Facebook verliert in den USA und Kanada Nutzer, so lautete eine später wieder relativierte Schlagzeile in dieser Woche. Vielleicht wären die Verluste größer und realer, wenn der AccountKiller bereits bekannter wäre, denn mit diesem Tool soll das Löschen von Accounts bei Facebook, Twitter, Google & Co. zum Kinderspiel werden.
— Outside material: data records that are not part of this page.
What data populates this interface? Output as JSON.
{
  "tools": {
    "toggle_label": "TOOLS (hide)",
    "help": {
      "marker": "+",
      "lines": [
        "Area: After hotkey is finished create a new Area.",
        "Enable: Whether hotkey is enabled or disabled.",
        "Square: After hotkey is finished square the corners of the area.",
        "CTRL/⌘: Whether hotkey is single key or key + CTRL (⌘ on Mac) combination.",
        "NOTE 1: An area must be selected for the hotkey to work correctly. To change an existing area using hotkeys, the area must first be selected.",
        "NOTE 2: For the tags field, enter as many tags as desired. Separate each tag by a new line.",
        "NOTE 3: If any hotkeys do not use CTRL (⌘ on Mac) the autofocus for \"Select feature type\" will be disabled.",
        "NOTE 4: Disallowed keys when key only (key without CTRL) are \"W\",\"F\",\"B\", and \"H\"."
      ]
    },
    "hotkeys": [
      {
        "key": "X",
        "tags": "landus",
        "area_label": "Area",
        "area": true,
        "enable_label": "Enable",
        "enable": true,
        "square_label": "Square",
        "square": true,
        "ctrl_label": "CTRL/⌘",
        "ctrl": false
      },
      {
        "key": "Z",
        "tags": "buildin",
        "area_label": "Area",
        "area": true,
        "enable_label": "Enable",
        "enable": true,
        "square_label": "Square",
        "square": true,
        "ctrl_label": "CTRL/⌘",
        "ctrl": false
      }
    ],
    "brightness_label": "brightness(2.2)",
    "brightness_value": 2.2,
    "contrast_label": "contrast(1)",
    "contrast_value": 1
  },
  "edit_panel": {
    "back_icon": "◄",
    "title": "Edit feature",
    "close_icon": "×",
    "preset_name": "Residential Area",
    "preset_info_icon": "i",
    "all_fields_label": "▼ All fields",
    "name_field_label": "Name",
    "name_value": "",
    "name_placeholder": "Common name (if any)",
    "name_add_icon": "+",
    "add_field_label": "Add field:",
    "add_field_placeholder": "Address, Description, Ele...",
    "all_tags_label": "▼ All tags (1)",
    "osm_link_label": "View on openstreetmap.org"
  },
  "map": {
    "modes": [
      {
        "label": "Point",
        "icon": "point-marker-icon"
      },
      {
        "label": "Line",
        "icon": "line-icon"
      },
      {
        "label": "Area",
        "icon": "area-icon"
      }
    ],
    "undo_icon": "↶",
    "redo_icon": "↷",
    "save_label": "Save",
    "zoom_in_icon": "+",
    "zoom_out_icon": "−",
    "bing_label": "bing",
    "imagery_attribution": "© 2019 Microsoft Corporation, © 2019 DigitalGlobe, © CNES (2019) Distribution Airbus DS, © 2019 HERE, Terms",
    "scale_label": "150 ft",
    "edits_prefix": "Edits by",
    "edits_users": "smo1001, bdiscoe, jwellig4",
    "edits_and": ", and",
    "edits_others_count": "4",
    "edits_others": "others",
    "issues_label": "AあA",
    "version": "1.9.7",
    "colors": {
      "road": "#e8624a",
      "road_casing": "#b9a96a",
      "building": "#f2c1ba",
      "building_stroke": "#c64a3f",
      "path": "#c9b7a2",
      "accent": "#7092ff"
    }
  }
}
Wer beispielsweise seinen Facebook-Account löschen möchte, muss sich ohne den AccountKiller auf eine nicht gerade leichte Suche begeben.
AccountKiller sc 595x365 AccountKiller: Accounts bei Facebook, Twitter, Google & Co. löschen leicht gemacht

Schön geht anders, aber nützlich ist der AccountKiller schon.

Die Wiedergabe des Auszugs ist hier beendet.